The result: developers using AI tools were 19% slower than those working without them.
The perception gap is extraordinary. Before the study, participants predicted a 24% speedup. After using the tools, they believed they had been 20% faster. The actual measurement showed a 19% slowdown. That is a roughly 40-percentage-point gap between perceived and actual performance.
The Perception Bias Problem
This finding is consistent across the broader literature. An Uplevel study at Microsoft found no statistically significant improvement in pull request cycle time despite developers reporting feeling more productive. GitClear’s analysis found code churn increased as AI tool adoption grew.
The mechanism is well-understood in psychology. When a tool generates code quickly, the moment of generation feels productive. The subsequent time debugging and integrating doesn’t register as “AI tool overhead” — it registers as normal development work.

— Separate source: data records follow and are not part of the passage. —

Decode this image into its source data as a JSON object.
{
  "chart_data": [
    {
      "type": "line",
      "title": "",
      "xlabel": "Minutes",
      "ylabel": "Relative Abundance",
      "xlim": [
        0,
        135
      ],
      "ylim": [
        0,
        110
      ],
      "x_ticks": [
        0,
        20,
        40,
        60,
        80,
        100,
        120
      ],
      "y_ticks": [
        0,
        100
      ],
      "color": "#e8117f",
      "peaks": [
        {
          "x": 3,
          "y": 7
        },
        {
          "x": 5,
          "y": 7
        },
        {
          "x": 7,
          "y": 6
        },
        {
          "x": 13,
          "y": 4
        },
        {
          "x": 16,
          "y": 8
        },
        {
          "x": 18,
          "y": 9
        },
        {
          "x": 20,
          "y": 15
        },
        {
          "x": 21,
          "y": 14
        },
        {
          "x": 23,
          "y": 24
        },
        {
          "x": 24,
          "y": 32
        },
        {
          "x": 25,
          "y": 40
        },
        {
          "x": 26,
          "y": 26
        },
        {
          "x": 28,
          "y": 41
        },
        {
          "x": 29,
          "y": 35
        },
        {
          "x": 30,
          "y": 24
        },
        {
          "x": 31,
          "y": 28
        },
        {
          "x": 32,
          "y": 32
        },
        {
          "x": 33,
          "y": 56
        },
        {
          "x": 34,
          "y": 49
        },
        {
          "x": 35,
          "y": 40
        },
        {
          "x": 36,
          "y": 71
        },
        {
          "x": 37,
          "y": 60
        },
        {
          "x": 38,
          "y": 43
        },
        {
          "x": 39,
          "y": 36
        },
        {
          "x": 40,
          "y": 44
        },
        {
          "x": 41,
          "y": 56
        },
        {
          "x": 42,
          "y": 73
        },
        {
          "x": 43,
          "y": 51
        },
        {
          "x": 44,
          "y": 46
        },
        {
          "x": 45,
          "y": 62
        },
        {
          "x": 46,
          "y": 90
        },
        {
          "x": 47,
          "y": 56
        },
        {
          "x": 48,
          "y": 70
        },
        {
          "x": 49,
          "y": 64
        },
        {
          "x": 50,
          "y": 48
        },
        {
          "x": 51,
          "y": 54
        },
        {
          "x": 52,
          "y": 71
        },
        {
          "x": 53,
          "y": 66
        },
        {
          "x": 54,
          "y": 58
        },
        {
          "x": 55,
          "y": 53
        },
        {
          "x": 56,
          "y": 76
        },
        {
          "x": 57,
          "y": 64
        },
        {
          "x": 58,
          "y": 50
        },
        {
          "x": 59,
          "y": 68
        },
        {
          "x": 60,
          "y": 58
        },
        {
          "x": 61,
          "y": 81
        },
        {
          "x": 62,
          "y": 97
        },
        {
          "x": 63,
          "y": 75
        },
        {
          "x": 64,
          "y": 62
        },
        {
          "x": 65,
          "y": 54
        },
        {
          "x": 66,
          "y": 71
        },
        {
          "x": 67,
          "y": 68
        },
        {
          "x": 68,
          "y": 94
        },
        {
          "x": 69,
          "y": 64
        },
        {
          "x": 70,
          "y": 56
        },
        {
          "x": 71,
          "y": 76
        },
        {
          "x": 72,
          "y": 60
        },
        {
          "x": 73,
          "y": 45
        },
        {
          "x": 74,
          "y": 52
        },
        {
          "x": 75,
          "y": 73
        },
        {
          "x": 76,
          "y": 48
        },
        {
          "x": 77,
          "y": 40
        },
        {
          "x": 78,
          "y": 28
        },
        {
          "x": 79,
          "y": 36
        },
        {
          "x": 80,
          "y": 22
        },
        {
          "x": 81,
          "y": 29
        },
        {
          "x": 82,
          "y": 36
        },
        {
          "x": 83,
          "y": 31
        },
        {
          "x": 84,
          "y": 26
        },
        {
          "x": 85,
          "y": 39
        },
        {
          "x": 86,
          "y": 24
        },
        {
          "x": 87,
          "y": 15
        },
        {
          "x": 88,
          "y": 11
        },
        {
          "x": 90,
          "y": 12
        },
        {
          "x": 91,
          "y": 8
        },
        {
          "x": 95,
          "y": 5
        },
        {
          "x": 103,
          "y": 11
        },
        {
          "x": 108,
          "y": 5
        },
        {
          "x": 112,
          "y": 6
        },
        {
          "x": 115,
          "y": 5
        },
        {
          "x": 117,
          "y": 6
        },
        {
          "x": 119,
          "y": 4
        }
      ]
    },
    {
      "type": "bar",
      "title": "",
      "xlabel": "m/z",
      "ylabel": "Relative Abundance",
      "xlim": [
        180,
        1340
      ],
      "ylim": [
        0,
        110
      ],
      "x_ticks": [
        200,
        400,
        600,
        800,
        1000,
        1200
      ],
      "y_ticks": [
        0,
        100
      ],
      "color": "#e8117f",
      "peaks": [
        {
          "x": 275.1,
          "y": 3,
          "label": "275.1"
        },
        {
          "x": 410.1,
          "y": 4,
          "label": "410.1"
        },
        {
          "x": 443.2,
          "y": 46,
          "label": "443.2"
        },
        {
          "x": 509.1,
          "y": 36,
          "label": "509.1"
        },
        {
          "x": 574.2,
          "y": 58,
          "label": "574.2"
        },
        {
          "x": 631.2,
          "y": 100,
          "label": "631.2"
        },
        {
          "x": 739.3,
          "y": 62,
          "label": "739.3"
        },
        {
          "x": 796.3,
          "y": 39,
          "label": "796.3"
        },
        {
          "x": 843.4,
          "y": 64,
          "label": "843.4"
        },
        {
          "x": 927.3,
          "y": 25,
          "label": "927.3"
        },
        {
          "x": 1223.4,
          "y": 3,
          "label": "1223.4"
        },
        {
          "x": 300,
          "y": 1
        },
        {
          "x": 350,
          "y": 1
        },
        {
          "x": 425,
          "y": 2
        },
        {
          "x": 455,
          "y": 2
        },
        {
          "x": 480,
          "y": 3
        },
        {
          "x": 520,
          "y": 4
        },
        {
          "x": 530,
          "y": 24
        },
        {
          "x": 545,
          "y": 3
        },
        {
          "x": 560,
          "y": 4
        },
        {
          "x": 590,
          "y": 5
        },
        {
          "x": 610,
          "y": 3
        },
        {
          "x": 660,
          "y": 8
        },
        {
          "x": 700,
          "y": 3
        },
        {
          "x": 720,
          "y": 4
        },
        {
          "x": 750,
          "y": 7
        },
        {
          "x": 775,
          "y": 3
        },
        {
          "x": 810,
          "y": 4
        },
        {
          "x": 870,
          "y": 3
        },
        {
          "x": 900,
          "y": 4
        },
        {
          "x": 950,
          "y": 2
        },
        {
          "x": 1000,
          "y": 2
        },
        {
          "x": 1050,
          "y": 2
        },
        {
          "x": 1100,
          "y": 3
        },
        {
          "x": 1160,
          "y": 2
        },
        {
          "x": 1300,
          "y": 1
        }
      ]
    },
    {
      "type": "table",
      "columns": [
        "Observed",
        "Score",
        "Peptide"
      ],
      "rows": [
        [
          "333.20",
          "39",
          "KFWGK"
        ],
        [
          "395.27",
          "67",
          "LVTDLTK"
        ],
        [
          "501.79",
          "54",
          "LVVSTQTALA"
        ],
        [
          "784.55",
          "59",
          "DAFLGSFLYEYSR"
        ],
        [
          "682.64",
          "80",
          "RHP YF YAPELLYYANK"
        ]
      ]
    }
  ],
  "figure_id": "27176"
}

Any AI tool ROI measurement based on developer surveys is systematically and significantly unreliable, with a consistent upward bias of 20-40 points.
When Throughput Metrics Mislead
Faros AI’s 2025 study of 10,000+ developers showed headline numbers that looked great: +21% tasks completed, +98% PRs merged. But code review time increased by 91%.

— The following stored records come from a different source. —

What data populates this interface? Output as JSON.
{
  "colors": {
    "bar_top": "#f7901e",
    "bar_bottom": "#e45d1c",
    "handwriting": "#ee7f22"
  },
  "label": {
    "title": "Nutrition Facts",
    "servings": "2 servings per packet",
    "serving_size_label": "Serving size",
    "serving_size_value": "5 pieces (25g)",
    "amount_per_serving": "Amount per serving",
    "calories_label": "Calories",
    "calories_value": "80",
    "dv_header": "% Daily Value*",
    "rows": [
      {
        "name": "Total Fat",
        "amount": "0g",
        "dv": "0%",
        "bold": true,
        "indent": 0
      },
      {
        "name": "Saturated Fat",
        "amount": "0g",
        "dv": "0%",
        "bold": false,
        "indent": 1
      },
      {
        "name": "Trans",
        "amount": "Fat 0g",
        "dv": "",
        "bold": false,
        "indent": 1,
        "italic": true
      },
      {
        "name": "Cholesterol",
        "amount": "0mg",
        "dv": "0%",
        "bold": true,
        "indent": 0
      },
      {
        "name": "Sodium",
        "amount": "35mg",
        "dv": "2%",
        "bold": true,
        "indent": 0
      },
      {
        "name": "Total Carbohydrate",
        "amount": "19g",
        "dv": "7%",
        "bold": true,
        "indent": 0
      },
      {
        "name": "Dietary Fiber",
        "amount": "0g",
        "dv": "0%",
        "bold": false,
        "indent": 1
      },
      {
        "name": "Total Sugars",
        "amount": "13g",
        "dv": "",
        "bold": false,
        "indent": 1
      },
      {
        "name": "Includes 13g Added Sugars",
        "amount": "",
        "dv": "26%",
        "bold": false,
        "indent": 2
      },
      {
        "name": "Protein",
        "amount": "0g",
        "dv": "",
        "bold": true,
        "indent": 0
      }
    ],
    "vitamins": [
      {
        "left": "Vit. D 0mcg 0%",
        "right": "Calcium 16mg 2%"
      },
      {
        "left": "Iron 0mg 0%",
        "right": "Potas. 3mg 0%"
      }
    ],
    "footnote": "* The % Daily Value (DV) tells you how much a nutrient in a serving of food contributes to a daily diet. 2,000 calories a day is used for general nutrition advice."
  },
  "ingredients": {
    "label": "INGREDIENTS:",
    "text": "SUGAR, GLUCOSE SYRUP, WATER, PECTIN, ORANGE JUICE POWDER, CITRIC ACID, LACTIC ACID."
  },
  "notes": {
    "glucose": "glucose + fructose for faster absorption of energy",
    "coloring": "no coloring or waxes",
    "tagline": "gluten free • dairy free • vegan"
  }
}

This is Amdahl’s Law applied to software development. AI tools accelerated code writing (one station on the assembly line), but the pile-up at code review absorbed the gains. The 98% increase in merged PRs may simply reflect the same work split into more granular units.
The Macro-Level Evidence Gap
An NBER working paper surveying nearly 6,000 CEOs found minimal measurable impact on firm-level productivity. Daron Acemoglu at MIT estimated AI would add only 0.53-0.66 percentage points to GDP growth over the next decade.
The Historical Parallel
When electric motors replaced steam engines in factories circa 1900, initial productivity gains were minimal — sometimes negative. Factories simply replaced the central steam engine with a central electric motor. It took 20-30 years for manufacturers to realize electricity enabled fundamentally different factory designs.
BCG’s 2025 research confirmed this for AI: organizations that “layer AI on existing workflows” see the smallest effects. Organizations that redesign processes around AI see significantly larger gains — but these redesigns take years.
We are in the substitution phase. The transformation phase has not yet arrived at scale.
What the Data Actually Supports
- AI tools provide genuine assistance for specific tasks — code generation, boilerplate, documentation
- Task-level gains do not translate to process-level gains without addressing downstream bottlenecks
- Self-reported data is unreliable — 20-40 point upward bias consistently
- Experience level mediates outcomes — senior developers use tools more effectively
- We are early — historical parallels suggest 10-20 years for macro productivity gains
What This Means for Your Organization
- Replace self-reported measurement with objective measurement. Track cycle time, defect rates, deployment frequency — not satisfaction surveys.
- Measure the full process, not individual steps. A 50% reduction in code writing time means nothing if review time doubles.
- Invest in the bottlenecks AI tools create. Automated code review, AI-assisted testing, deployment validation.
- Set realistic expectations. Frame AI tool adoption as a multi-year process redesign initiative, not a quarterly productivity boost.
Sources
- METR, “Measuring the Impact of Early AI Assistance on Open-Source Development,” 2025
- Faros AI Developer Productivity Report, 2025
- BCG, “From Potential to Profit with GenAI,” 2025
- Paul David, “The Dynamo and the Computer,” 1990